Nirmal Bang has a ‘sell’ rating on the stock, as it finds the risk-reward unfavourable at current valuations. “With the capex intensity waning, we expect CEAT to be FCF-positive from FY23, provided it demonstrates a fine balance between capex and profitability,” Edelweiss said, which has a ‘hold’ rating on the stock.
RBL Bank, Escorts and Can Fin Homes are the three other stocks that saw strong retail buying in the June quarter. These stocks are down 10-11 per cent since April 1.
Analysts are largely positive on Can Fin Homes. They said the NBFC’s balance sheet is strongly capitalised with tier-1 capital of 24.3 per cent. “With pricing being the key determinant in a highly competitive housing loan market, disbursements run-rate over the coming quarters would be a key monitorable,” Nirmal Bang said.

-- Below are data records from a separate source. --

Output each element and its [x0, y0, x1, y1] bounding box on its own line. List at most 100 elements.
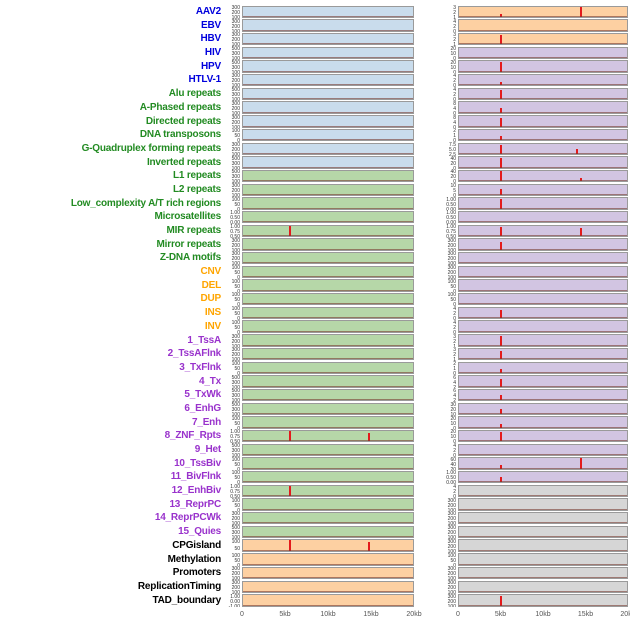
y-tick-label: 200 — [231, 256, 240, 263]
y-tick-label: 300 — [231, 579, 240, 586]
right-track — [458, 19, 628, 32]
signal-baseline — [459, 207, 627, 209]
signal-spike — [500, 423, 502, 428]
y-tick-label: 100 — [231, 97, 240, 101]
row-label: Low_complexity A/T rich regions — [70, 197, 221, 209]
y-tick-label: 0 — [453, 316, 456, 320]
y-tick-label: 20 — [450, 429, 456, 436]
y-tick-label: 0.75 — [230, 229, 240, 235]
signal-baseline — [243, 289, 413, 291]
y-tick-label: 200 — [447, 530, 456, 537]
signal-baseline — [459, 139, 627, 141]
x-axis-label: 20kb — [620, 611, 630, 619]
track-row: DNA transposons 100 50 0 2 1 0 — [0, 128, 630, 142]
track-row: HIV 500 300 100 20 10 0 — [0, 46, 630, 60]
y-tick-label: 100 — [231, 151, 240, 156]
signal-baseline — [243, 467, 413, 469]
signal-spike — [500, 170, 502, 182]
y-axis-ticks: 500 300 100 — [226, 87, 242, 101]
y-axis-ticks: 100 50 0 — [414, 279, 458, 292]
y-tick-label: 50 — [234, 475, 240, 482]
right-track — [458, 142, 628, 155]
left-track — [242, 416, 414, 429]
y-tick-label: 50 — [234, 324, 240, 331]
y-tick-label: 1.00 — [446, 470, 456, 477]
right-track — [458, 498, 628, 511]
y-tick-label: 0 — [453, 453, 456, 457]
y-tick-label: 20 — [450, 174, 456, 181]
y-tick-label: 300 — [231, 393, 240, 400]
y-tick-label: 500 — [231, 155, 240, 162]
y-tick-label: 100 — [231, 576, 240, 580]
y-tick-label: 0.50 — [230, 494, 240, 498]
y-axis-ticks: 300 200 100 — [226, 5, 242, 19]
y-axis-ticks: 20 10 0 — [414, 46, 458, 60]
row-label: 3_TxFlnk — [179, 361, 221, 373]
left-track — [242, 183, 414, 196]
y-tick-label: 100 — [231, 535, 240, 539]
y-tick-label: 0 — [237, 466, 240, 471]
row-label: G-Quadruplex forming repeats — [81, 142, 222, 154]
left-track — [242, 594, 414, 607]
left-track — [242, 306, 414, 320]
y-axis-ticks: 300 200 100 — [414, 525, 458, 539]
track-row: 10_TssBiv 100 50 0 60 40 20 — [0, 457, 630, 471]
row-label: 5_TxWk — [184, 389, 221, 401]
left-track — [242, 388, 414, 402]
signal-baseline — [243, 344, 413, 346]
y-tick-label: 0 — [237, 329, 240, 334]
y-tick-label: 300 — [231, 5, 240, 11]
signal-baseline — [243, 371, 413, 373]
left-track — [242, 334, 414, 347]
signal-spike — [500, 432, 502, 442]
left-track — [242, 224, 414, 238]
y-tick-label: 10 — [450, 64, 456, 71]
signal-baseline — [459, 385, 627, 387]
y-tick-label: 100 — [231, 15, 240, 19]
right-track — [458, 429, 628, 443]
signal-spike — [579, 178, 582, 182]
y-tick-label: 0 — [453, 370, 456, 375]
right-track — [458, 156, 628, 169]
track-row: CNV 100 50 0 300 200 100 — [0, 265, 630, 279]
y-axis-ticks: 300 200 100 — [414, 511, 458, 525]
signal-spike — [500, 158, 502, 168]
y-axis-ticks: 300 200 100 — [414, 238, 458, 251]
signal-baseline — [243, 166, 413, 168]
signal-baseline — [243, 221, 413, 223]
y-tick-label: 10 — [450, 420, 456, 427]
left-track — [242, 115, 414, 128]
row-label: INV — [204, 320, 221, 332]
y-tick-label: 50 — [450, 297, 456, 304]
track-row: INV 100 50 0 4 2 0 — [0, 320, 630, 334]
x-axis-label: 15kb — [577, 611, 594, 619]
y-axis-ticks: 100 50 0 — [226, 128, 242, 142]
y-tick-label: 4 — [453, 18, 456, 25]
y-tick-label: 50 — [234, 545, 240, 552]
y-axis-ticks: 300 200 100 — [226, 579, 242, 593]
row-label: 6_EnhG — [184, 402, 221, 414]
signal-baseline — [243, 248, 413, 250]
left-track — [242, 19, 414, 32]
y-tick-label: 50 — [450, 557, 456, 564]
signal-baseline — [459, 358, 627, 360]
y-tick-label: 8 — [453, 114, 456, 121]
row-label: 14_ReprPCWk — [154, 512, 221, 524]
signal-spike — [500, 465, 502, 469]
y-tick-label: 100 — [231, 306, 240, 313]
track-row: CPGisland 100 50 300 200 100 — [0, 539, 630, 553]
y-tick-label: 2 — [453, 78, 456, 85]
y-tick-label: 100 — [231, 521, 240, 526]
signal-baseline — [459, 180, 627, 182]
track-row: L1 repeats 500 300 100 40 20 0 — [0, 169, 630, 183]
right-track — [458, 60, 628, 73]
signal-spike — [500, 34, 502, 45]
signal-spike — [500, 395, 502, 401]
track-row: Alu repeats 500 300 100 4 2 0 — [0, 87, 630, 101]
y-tick-label: 100 — [231, 165, 240, 170]
y-tick-label: 0.50 — [446, 215, 456, 222]
signal-baseline — [243, 125, 413, 127]
y-axis-ticks: 1.00 0.50 0.00 — [414, 210, 458, 224]
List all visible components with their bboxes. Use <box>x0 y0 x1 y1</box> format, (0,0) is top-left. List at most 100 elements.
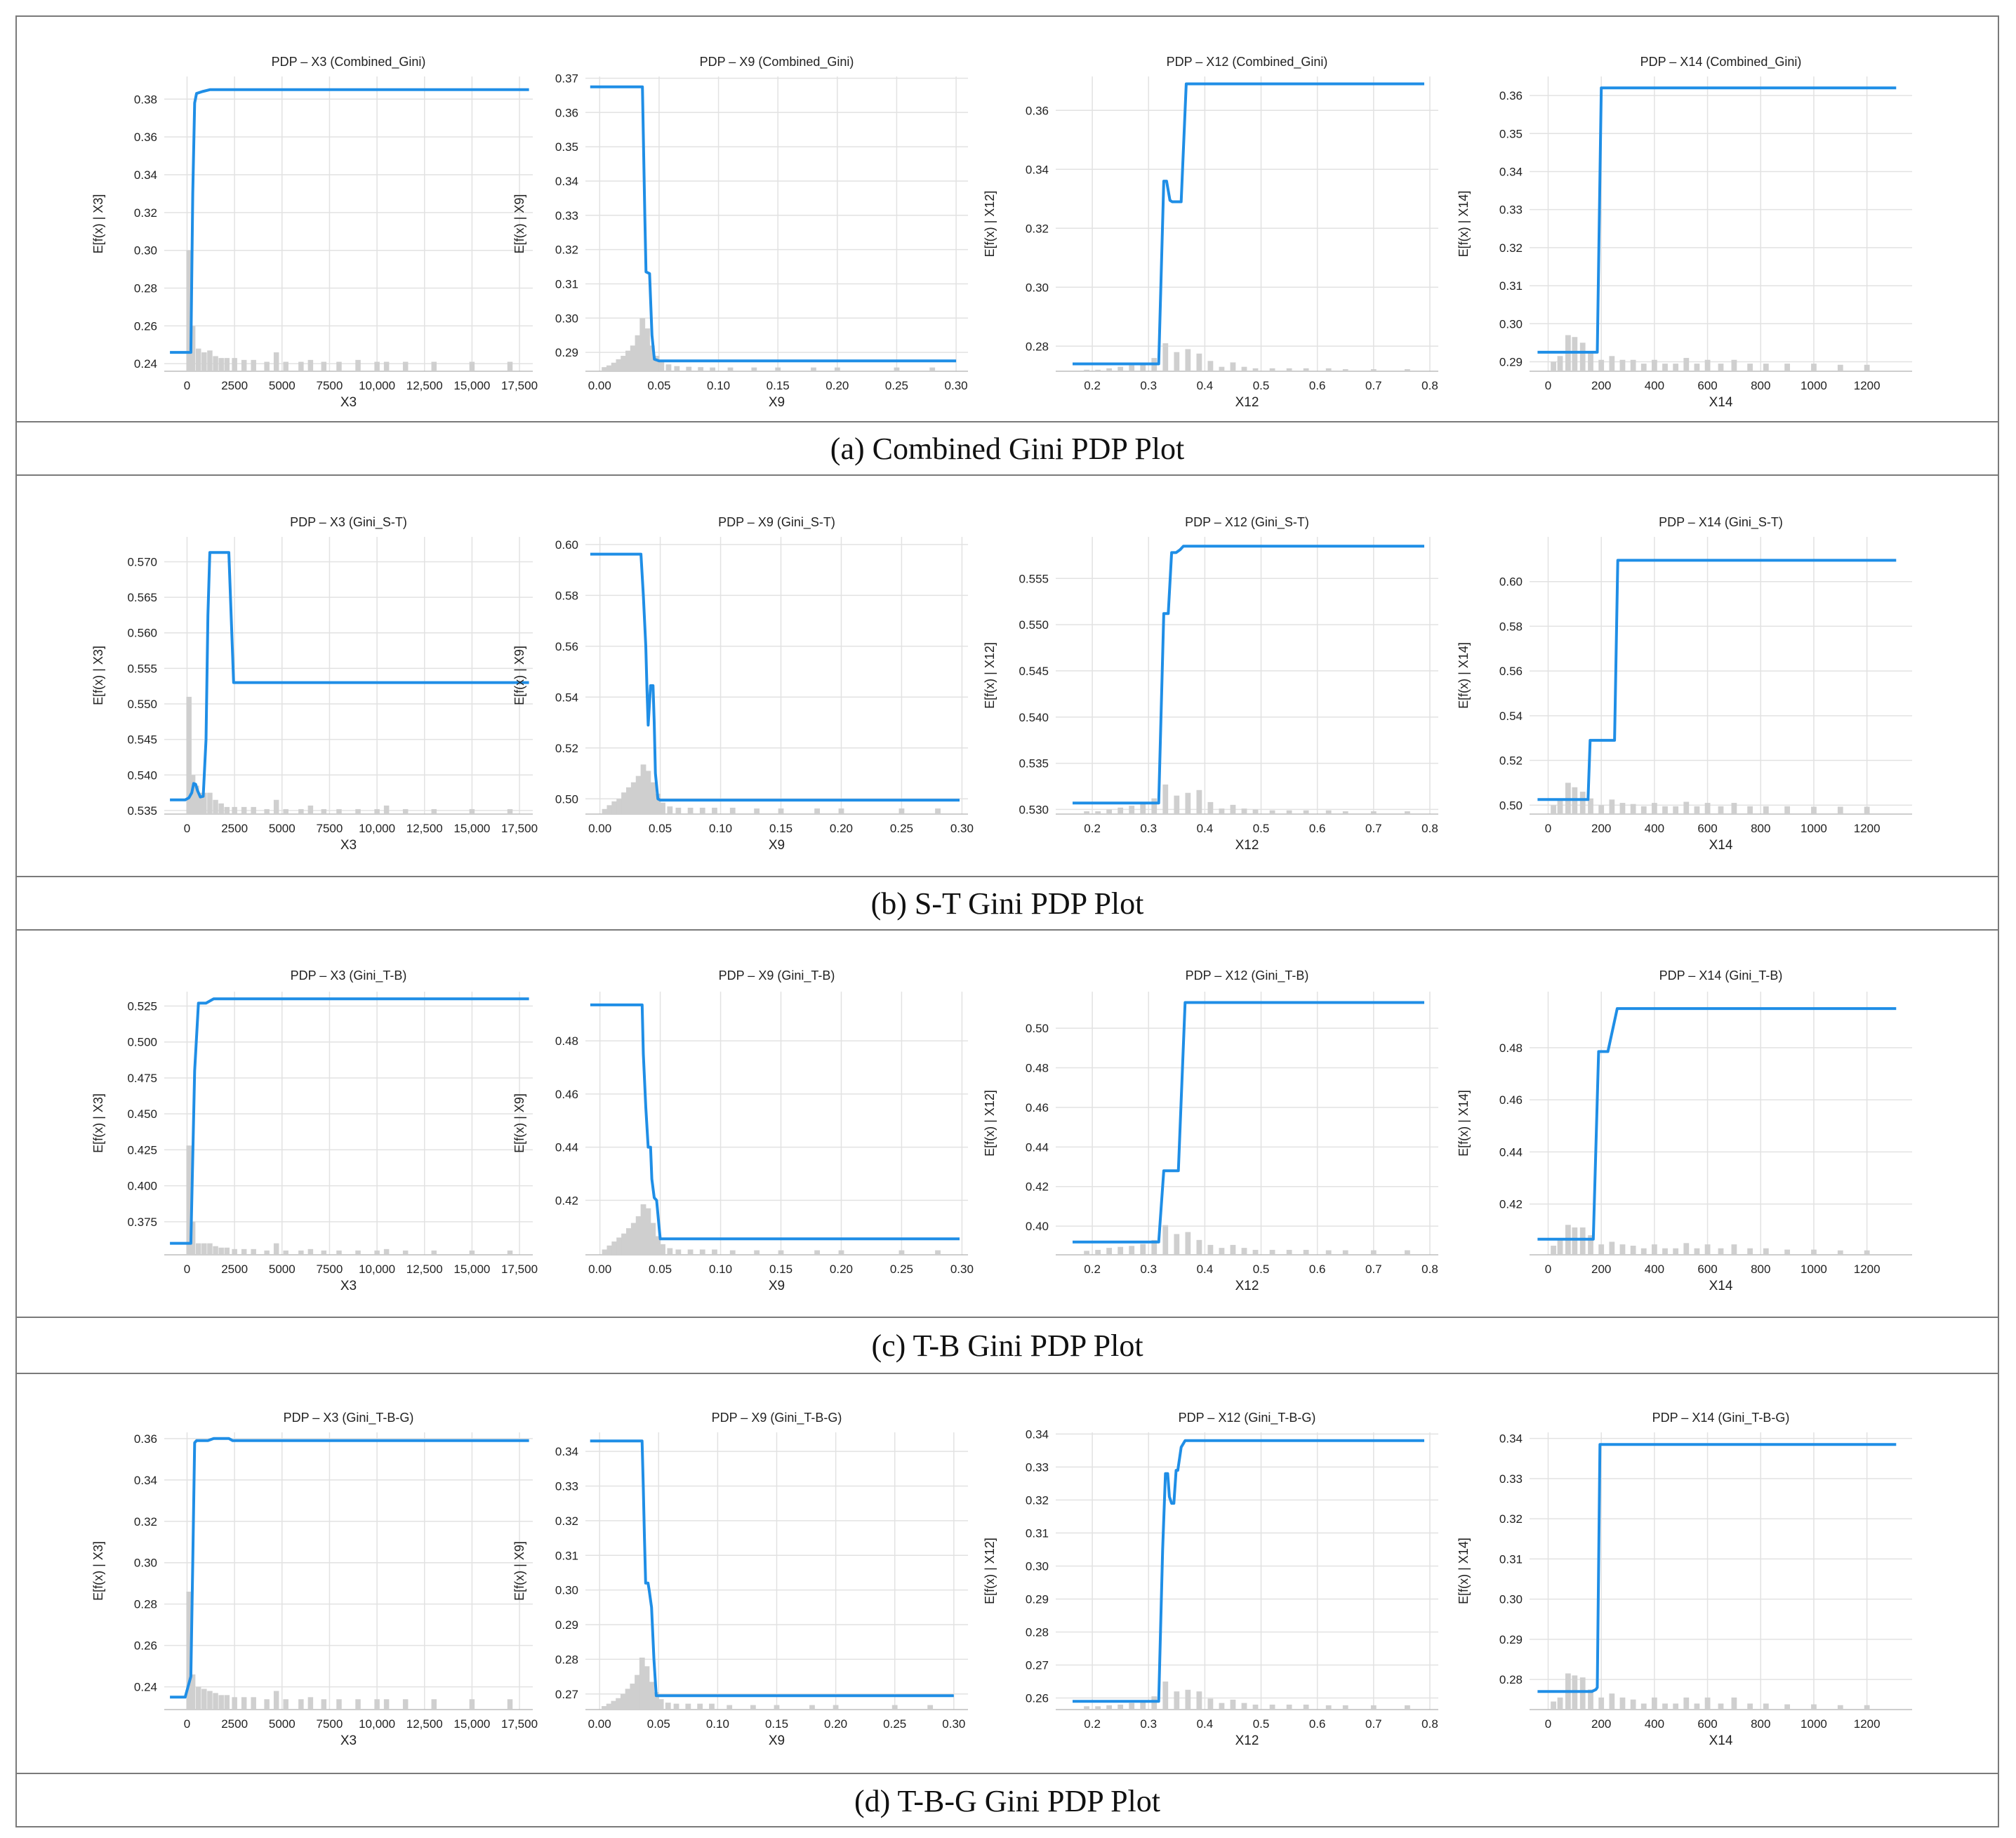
hist-bar <box>1747 1248 1753 1255</box>
hist-bar <box>1118 1704 1124 1710</box>
y-tick-label: 0.32 <box>134 1515 157 1529</box>
y-tick-label: 0.530 <box>1019 803 1049 816</box>
y-tick-label: 0.38 <box>134 93 157 106</box>
hist-bar <box>727 1705 733 1710</box>
x-tick-label: 600 <box>1697 1717 1717 1731</box>
hist-bar <box>1252 368 1259 371</box>
y-tick-label: 0.34 <box>1499 1432 1523 1446</box>
hist-bar <box>1162 784 1169 814</box>
y-tick-label: 0.30 <box>1026 1559 1049 1573</box>
hist-bar <box>620 1693 626 1710</box>
hist-bar <box>1784 1249 1791 1255</box>
pdp-line <box>1073 1001 1424 1244</box>
hist-bar <box>1694 1703 1700 1710</box>
hist-bar <box>1174 352 1180 371</box>
y-tick-label: 0.400 <box>127 1180 157 1193</box>
hist-bar <box>1619 803 1626 814</box>
x-tick-label: 0.30 <box>950 822 974 835</box>
x-axis-label: X3 <box>340 395 357 410</box>
hist-bar <box>251 359 256 371</box>
hist-bar <box>1174 795 1180 814</box>
hist-bar <box>298 1699 304 1710</box>
hist-bar <box>1118 807 1124 814</box>
y-tick-label: 0.32 <box>1026 1493 1049 1507</box>
pdp-chart-x12: 0.2 0.3 0.4 0.5 0.6 0.7 0.8 0.530 0.535 0.540 0.54… <box>983 515 1438 853</box>
hist-bar <box>1140 1244 1146 1255</box>
y-tick-label: 0.535 <box>127 804 157 818</box>
y-axis-label: E[f(x) | X3] <box>91 646 105 705</box>
hist-bar <box>224 1695 230 1710</box>
hist-bar <box>207 1691 213 1710</box>
hist-bar <box>190 775 196 814</box>
hist-bar <box>1207 1244 1214 1255</box>
hist-bar <box>402 808 409 814</box>
hist-bar <box>1651 1244 1657 1255</box>
hist-bar <box>655 794 661 814</box>
hist-bar <box>778 808 784 814</box>
x-tick-label: 0.05 <box>647 379 670 392</box>
y-tick-label: 0.44 <box>1499 1145 1523 1159</box>
hist-bar <box>283 1250 289 1255</box>
caption-d: (d) T-B-G Gini PDP Plot <box>17 1773 1998 1827</box>
y-tick-label: 0.32 <box>555 244 578 257</box>
hist-bar <box>630 345 636 371</box>
hist-bar <box>224 358 230 371</box>
y-tick-label: 0.58 <box>555 589 578 602</box>
hist-bar <box>251 1248 256 1255</box>
hist-bar <box>621 792 627 814</box>
hist-bar <box>1405 811 1410 814</box>
hist-bar <box>1747 806 1753 814</box>
chart-title: PDP – X9 (Combined_Gini) <box>700 55 854 69</box>
x-tick-label: 0.20 <box>830 1263 853 1276</box>
hist-bar <box>298 361 304 371</box>
hist-bar <box>1731 359 1737 371</box>
hist-bar <box>644 1666 650 1710</box>
hist-bar <box>1784 806 1791 814</box>
y-tick-label: 0.44 <box>555 1141 578 1154</box>
y-tick-label: 0.42 <box>1026 1180 1049 1194</box>
hist-bar <box>1588 1689 1593 1710</box>
x-tick-label: 1000 <box>1801 1263 1827 1276</box>
x-tick-label: 200 <box>1591 822 1611 835</box>
hist-bar <box>1129 1246 1135 1255</box>
hist-bar <box>431 808 437 814</box>
hist-bar <box>383 805 390 814</box>
y-tick-label: 0.540 <box>1019 711 1049 724</box>
hist-bar <box>712 1249 717 1255</box>
hist-bar <box>811 367 816 371</box>
hist-bar <box>699 1249 705 1255</box>
hist-bar <box>1269 368 1275 371</box>
hist-bar <box>1162 343 1169 371</box>
hist-bar <box>1219 808 1225 814</box>
y-tick-label: 0.28 <box>1499 1673 1523 1686</box>
hist-bar <box>1303 1704 1309 1710</box>
hist-bar <box>1673 1703 1679 1710</box>
hist-bar <box>1747 1703 1753 1710</box>
x-tick-label: 0.00 <box>588 1263 611 1276</box>
hist-bar <box>336 1699 342 1710</box>
y-tick-label: 0.54 <box>555 691 578 704</box>
y-tick-label: 0.34 <box>1026 163 1049 176</box>
y-tick-label: 0.36 <box>134 131 157 144</box>
hist-bar <box>186 250 192 371</box>
hist-bar <box>374 361 380 371</box>
y-tick-label: 0.60 <box>555 538 578 552</box>
hist-bar <box>307 359 314 371</box>
hist-bar <box>298 1250 304 1255</box>
hist-bar <box>232 806 237 814</box>
hist-bar <box>774 1705 780 1710</box>
hist-bar <box>898 1250 905 1255</box>
hist-bar <box>469 808 475 814</box>
hist-bar <box>1630 1699 1636 1710</box>
hist-bar <box>232 1248 237 1255</box>
hist-bar <box>649 1681 655 1710</box>
hist-bar <box>621 356 627 371</box>
pdp-line <box>590 1003 960 1241</box>
x-tick-label: 15,000 <box>453 1717 490 1731</box>
pdp-chart-x14: 0 200 400 600 800 1000 1200 0.50 0.52 0.54 0.56 0.5… <box>1457 515 1912 853</box>
hist-bar <box>1784 1704 1791 1710</box>
hist-bar <box>1196 1239 1202 1255</box>
x-tick-label: 0.15 <box>767 379 790 392</box>
x-tick-label: 1200 <box>1854 1263 1881 1276</box>
x-tick-label: 0.05 <box>649 1263 672 1276</box>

Dalal & Broacha Stock Broking said Can Fin Homes will continue to quote premium valuations as its loan book quality of 90 per cent retail housing with negligible exposure to developer finance remains best in class and its competitive cost of funds is on par with some banks and HFCs.
In the case of RBL Bank, Emkay Global is expecting the it to report a 39 per cent drop in June quarter profit at Rs 85.5 crore on an 11 per cent fall in NII at Rs 924.80 crore. The brokerage has maintained a ‘buy’ call on the stock even as it expects “profitability in June the quarter to remain subdued due to slower growth and elevated provisions.”
Meanwhile, analysts either have ‘hold’ or ‘buy’ ratings on Escorts. “We like the tractors segment, which we believe is completely outperforming the auto segment, which has been struggling because of lack of volume. The tractor segment is comparatively better off with the monsoon going in the right direction and a good year likely for the farm sector. We like both M&M and Escorts in this space,” Jigar Shah, CEO at Kim Eng Securities, told ET NOW last week.